今回初めてやるキットを使った角谷先生。児童もピラミッドチャートを使うのは初めてでした。そんな中で実践したアレンジや使い方のポイントを聞きました。

「やるキット」を活用した角谷先生の感想

ピラミッドチャートを使った授業は初めてでした。正直なところ、児童は初めてのピラミッドチャートに戸惑いもあったようなので、これまでにもっと使っておけばよかったと感じました。特に中段の「予想のカギ」を書くのが初回では難しかったようです。今後、使い慣れていけば、よりスムーズに進められると思います。
良かったのは、ピラミッドチャートに気づいたことを書いておくことで、中段を考える際にどんなキーワードがあったのかをすぐに見返したり、整理したりすることが容易になり、予想を考える手がかりになることです。また、前時で使ったプロットダイヤグラムを見返す児童もいたので、単元を通してやるキットのシートを活用することで予想の手がかりをつかみやすくなったのではないかと感じました。

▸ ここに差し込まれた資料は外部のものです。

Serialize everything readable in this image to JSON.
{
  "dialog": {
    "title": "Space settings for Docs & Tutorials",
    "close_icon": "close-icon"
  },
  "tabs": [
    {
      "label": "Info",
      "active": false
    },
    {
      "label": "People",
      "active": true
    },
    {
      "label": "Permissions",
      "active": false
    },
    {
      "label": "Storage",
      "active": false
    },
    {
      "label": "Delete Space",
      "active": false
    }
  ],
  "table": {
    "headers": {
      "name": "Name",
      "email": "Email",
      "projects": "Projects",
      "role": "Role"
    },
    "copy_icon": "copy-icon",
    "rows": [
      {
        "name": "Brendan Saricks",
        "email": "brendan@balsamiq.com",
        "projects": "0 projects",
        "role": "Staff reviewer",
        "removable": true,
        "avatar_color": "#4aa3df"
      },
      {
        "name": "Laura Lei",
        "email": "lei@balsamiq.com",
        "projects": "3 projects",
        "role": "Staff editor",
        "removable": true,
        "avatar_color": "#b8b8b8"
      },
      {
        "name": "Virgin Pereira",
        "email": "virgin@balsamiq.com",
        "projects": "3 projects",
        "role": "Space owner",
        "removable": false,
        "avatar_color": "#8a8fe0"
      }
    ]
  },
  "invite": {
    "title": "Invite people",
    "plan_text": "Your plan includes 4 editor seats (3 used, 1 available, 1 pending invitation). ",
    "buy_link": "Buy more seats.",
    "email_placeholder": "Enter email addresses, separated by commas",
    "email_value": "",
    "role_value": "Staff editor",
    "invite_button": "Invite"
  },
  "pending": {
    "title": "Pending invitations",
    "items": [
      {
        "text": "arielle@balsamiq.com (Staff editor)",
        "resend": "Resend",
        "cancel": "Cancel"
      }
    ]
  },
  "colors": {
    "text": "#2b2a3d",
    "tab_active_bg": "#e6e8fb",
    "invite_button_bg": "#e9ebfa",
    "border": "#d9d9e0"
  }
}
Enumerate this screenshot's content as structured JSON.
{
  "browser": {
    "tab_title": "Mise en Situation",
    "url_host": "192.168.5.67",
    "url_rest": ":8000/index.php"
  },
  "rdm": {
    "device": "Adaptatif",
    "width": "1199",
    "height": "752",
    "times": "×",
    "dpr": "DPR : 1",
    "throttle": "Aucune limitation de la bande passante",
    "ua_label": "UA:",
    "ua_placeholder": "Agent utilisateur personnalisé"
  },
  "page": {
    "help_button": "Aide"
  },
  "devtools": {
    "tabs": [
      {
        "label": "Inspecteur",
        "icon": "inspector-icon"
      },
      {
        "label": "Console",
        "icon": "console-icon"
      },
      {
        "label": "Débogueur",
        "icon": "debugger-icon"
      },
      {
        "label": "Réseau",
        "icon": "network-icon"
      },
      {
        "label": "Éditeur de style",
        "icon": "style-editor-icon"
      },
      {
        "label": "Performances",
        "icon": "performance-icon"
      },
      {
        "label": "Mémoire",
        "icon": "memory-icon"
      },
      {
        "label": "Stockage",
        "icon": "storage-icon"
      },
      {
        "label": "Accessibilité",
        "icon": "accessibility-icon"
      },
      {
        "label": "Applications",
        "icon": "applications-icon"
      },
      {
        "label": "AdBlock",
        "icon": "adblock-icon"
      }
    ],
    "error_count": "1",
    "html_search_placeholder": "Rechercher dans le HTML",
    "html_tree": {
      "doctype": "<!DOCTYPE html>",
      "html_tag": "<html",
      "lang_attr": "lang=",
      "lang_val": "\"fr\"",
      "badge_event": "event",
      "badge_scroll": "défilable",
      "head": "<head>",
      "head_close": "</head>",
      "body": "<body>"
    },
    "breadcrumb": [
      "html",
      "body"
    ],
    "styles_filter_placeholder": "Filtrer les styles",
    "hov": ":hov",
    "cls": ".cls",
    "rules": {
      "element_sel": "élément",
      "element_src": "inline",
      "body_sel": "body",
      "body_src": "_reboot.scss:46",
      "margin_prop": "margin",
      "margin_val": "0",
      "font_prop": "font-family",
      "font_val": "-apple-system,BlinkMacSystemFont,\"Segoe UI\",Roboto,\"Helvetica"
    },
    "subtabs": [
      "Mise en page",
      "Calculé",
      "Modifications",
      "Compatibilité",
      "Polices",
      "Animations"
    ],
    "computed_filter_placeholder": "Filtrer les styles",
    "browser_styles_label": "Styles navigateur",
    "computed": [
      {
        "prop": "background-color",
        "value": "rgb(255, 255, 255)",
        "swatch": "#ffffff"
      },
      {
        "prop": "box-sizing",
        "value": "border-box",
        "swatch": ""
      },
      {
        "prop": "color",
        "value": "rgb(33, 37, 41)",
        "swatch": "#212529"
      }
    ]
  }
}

和歌山大学教育学部附属小学校の実践から「やるキット」アレンジのアイデア

●班での活動で考えを深める

ピラミッドチャートの作成(ステップ(2))は班での活動になっていませんでしたが、友だちと意見を出し合うことで、気づきがあったり考えが深まったりすると考え、班活動にしました。
結果、「予想のカギ」を出す話し合いが盛り上がっていました。「成長にはこれが大事なんやで」、「ひまわりがこうだったから温度が大事なんちゃうん」など、それぞれ違う意見が出てくるから盛り上がったのだと思います。今回の授業のポイントになったと感じました。

●ピラミッドチャートの見本を見せて活動をスムーズに

今回、児童はピラミッドチャートを使った授業が初めてだったので、見本を作りました。やるキットには参考としてのピラミッドチャートが載っていますが、そのまま見せると答えがわかってしまいます。そのため、「既習内容でピラミッドチャートを使うならどのようになるのか」という例を提示し、児童がそれを見ながら作業できるようにしました。すでに使ったことがある場合は別ですが、初めて使う場合は見本があった方がスムーズに進められると思います。

●ピラミッドチャートの下段のカードは自由に動かせることを伝える

ピラミッドチャート下段「手がかり」のカードは、中段を書く際に自由に動かして整理して良いことをもっとしっかり伝えておくべきだったと思いました。あらかじめカードを置いて配布したところ、その場所から動かさずにグループ分けをしようとしており、難しそうにしていました。